Während die RSF keine Büros oder Botschaften unterhält, haben die VAE politische und wirtschaftliche Interessen rund um den Globus. Da der Tourismus 13 Prozent des BIP der VAE ausmacht, kann die weltweite öffentliche Meinung einen erheblichen Einfluss auf ihre Wirtschaft haben und sie dazu zwingen, ihre aussenpolitischen Entscheidungen zu überdenken. Die VAE wissen, dass sie ihre Wirtschaft weiter diversifizieren müssen, um sich von den Öleinnahmen unabhängig zu machen und investieren daher massiv in die Verbesserung ihres öffentlichen Images, um Tourismus und Investitionen zu fördern. So wurde beispielsweise der Hype der „Dubai-Schokolade” von der Regierung der VAE sorgfältig gefördert, damit die Menschen bei „Dubai” an Luxus und exotische Leckereien denken und nicht an eine repressive Diktatur, die auf Sklavenarbeit im eigenen Land und Völkermord im Ausland basiert.

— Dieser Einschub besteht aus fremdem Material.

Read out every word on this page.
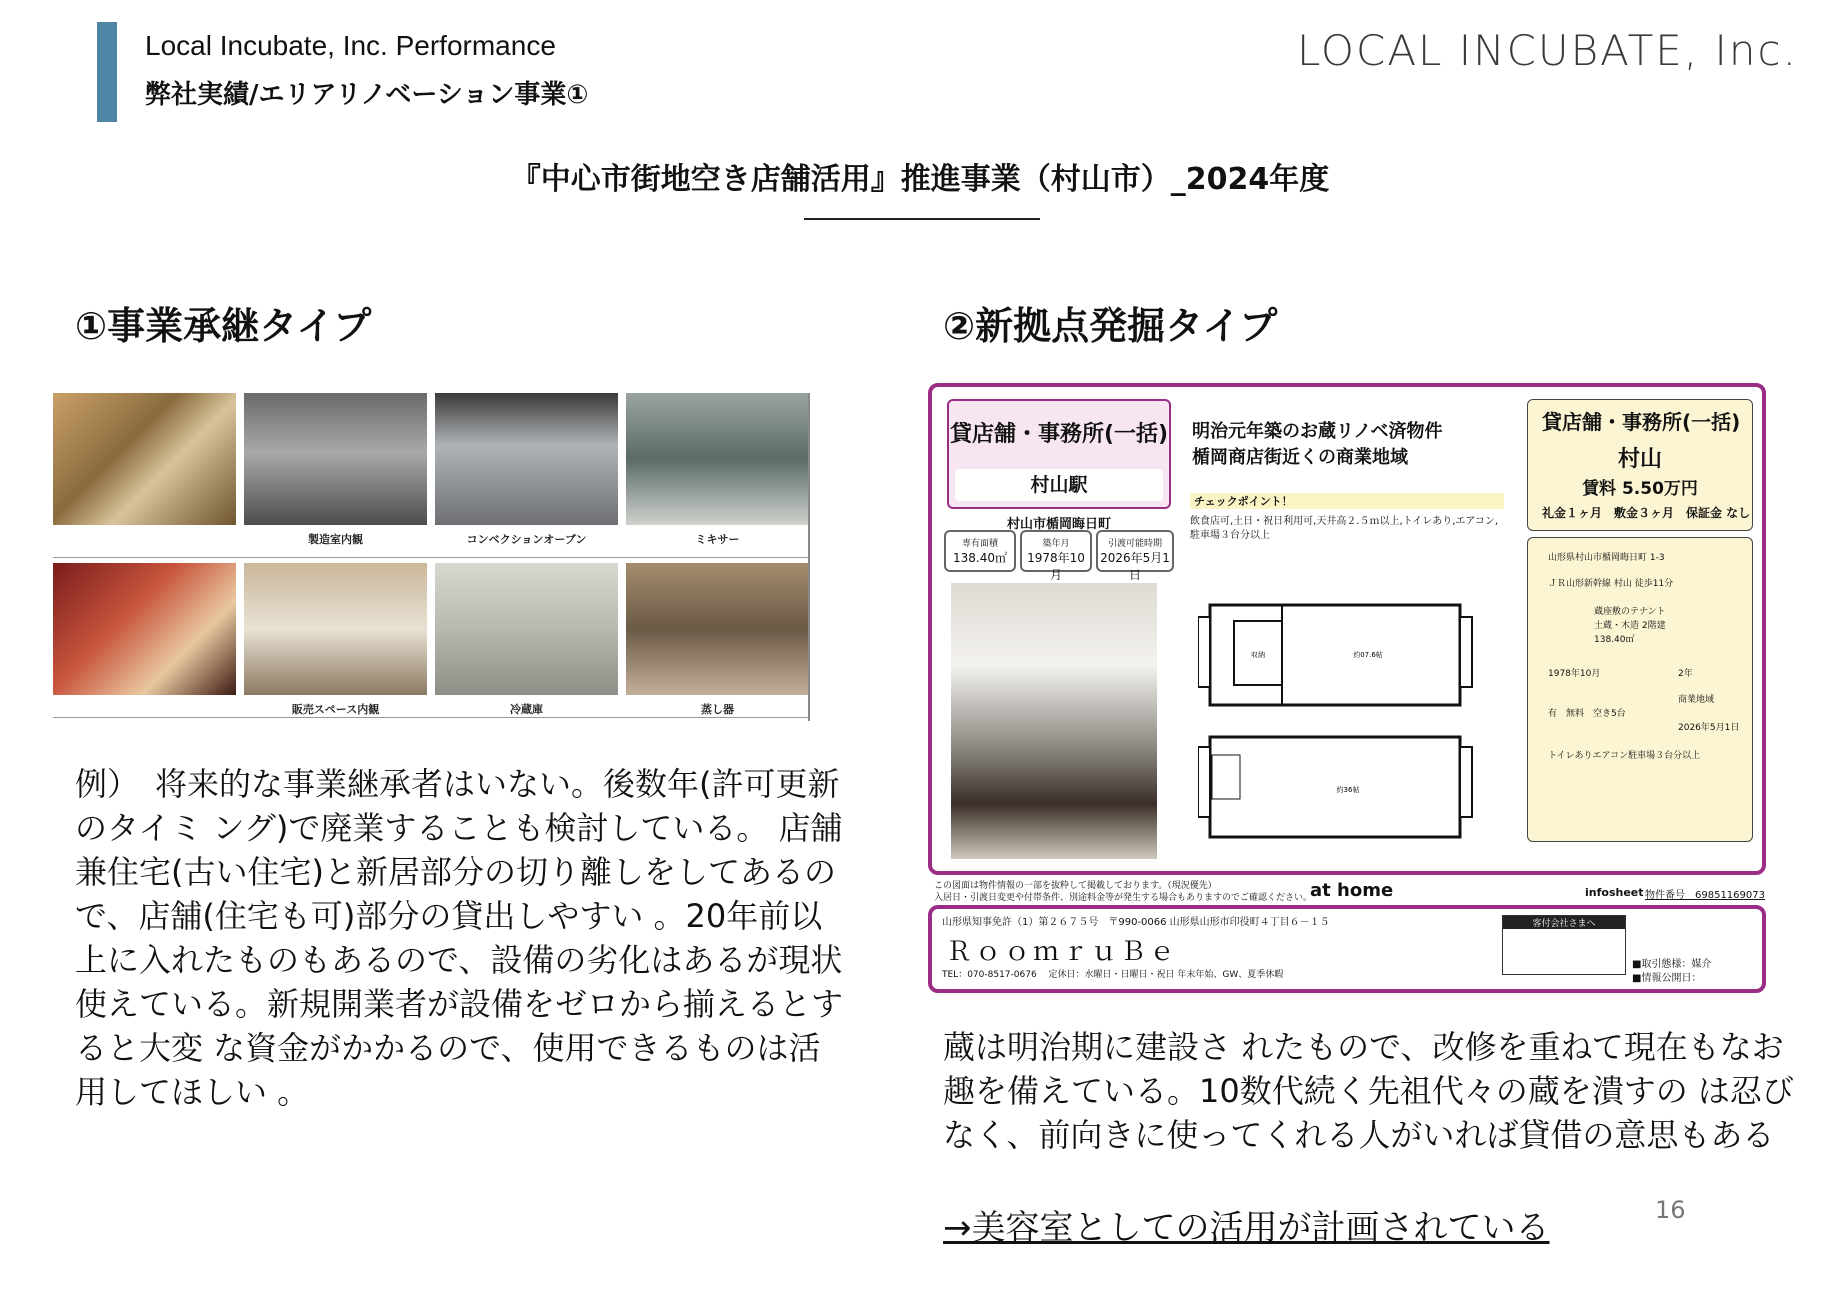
Local Incubate, Inc. Performance
弊社実績/エリアリノベーション事業①
LOCAL INCUBATE, Inc.
『中心市街地空き店舗活用』推進事業（村山市）_2024年度
①事業承継タイプ	②新拠点発掘タイプ
製造室内観	コンベクションオーブン	ミキサー
販売スペース内観	冷蔵庫	蒸し器
例）　将来的な事業継承者はいない。後数年(許可更新のタイミ ング)で廃業することも検討している。 店舗兼住宅(古い住宅)と新居部分の切り離しをしてあるので、店舗(住宅も可)部分の貸出しやすい 。20年前以上に入れたものもあるので、設備の劣化はあるが現状使えている。新規開業者が設備をゼロから揃えるとすると大変 な資金がかかるので、使用できるものは活用してほしい 。
貸店舗・事務所(一括)
村山駅
村山市楯岡晦日町
専有面積
138.40㎡
築年月
1978年10月
引渡可能時期
2026年5月1日
明治元年築のお蔵リノベ済物件
楯岡商店街近くの商業地域
チェックポイント！
飲食店可,土日・祝日利用可,天井高２.５ｍ以上,トイレあり,エアコン,駐車場３台分以上
収納	約07.6帖
約36帖
貸店舗・事務所(一括)
村山
賃料 5.50万円
礼金１ヶ月　敷金３ヶ月　保証金 なし
山形県村山市楯岡晦日町 1-3
ＪＲ山形新幹線 村山 徒歩11分
蔵座敷のテナント
土蔵・木造 2階建
138.40㎡
1978年10月	2年
商業地域
有　無料　空き5台
2026年5月1日
トイレありエアコン駐車場３台分以上
この図面は物件情報の一部を抜粋して掲載しております。（現況優先）
入居日・引渡日変更や付帯条件、別途料金等が発生する場合もありますのでご確認ください。
at home	infosheet 物件番号　69851169073
山形県知事免許（1）第２６７５号　〒990-0066 山形県山形市印役町４丁目６－１５
ＲｏｏｍｒｕＢｅ
TEL：070-8517-0676　 定休日：水曜日・日曜日・祝日 年末年始、GW、夏季休暇
客付会社さまへ
■取引態様：媒介
■情報公開日：
蔵は明治期に建設さ れたもので、改修を重ねて現在もなお趣を備えている。10数代続く先祖代々の蔵を潰すの は忍びなく、前向きに使ってくれる人がいれば貸借の意思もある
→美容室としての活用が計画されている	16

Organisationen der Arbeiter*innenklasse können sichtbare Stützpunkte der Interessen der VAE ins Visier nehmen, um auf deren Rolle beim Völkermord an Schwarzen zu lenken, ihre falsche Selbstdarstellung zu entlarven und einen starken wirtschaftlichen Schaden anzurichten.
Natürlich sind die VAE nicht der einzige mitschuldige Akteur. Unsere Genoss*innen haben berichtet, dass Waffen aus Grossbritannien ihren Weg in den Sudan gefunden haben, wahrscheinlich über die VAE. Wir müssen alle Staaten unter Druck setzen, ein Waffenembargo gegen Länder zu verhängen, die die Kriegsparteien im Sudan beliefern. Grossbritannien trägt ebenfalls eine historische Mitschuld: Der Anti-Schwarze-Rassismus der RSF-Truppen baut auf dem Erbe der britischen „Teile und herrsche“-Kolonialherrschaft im Sudan auf.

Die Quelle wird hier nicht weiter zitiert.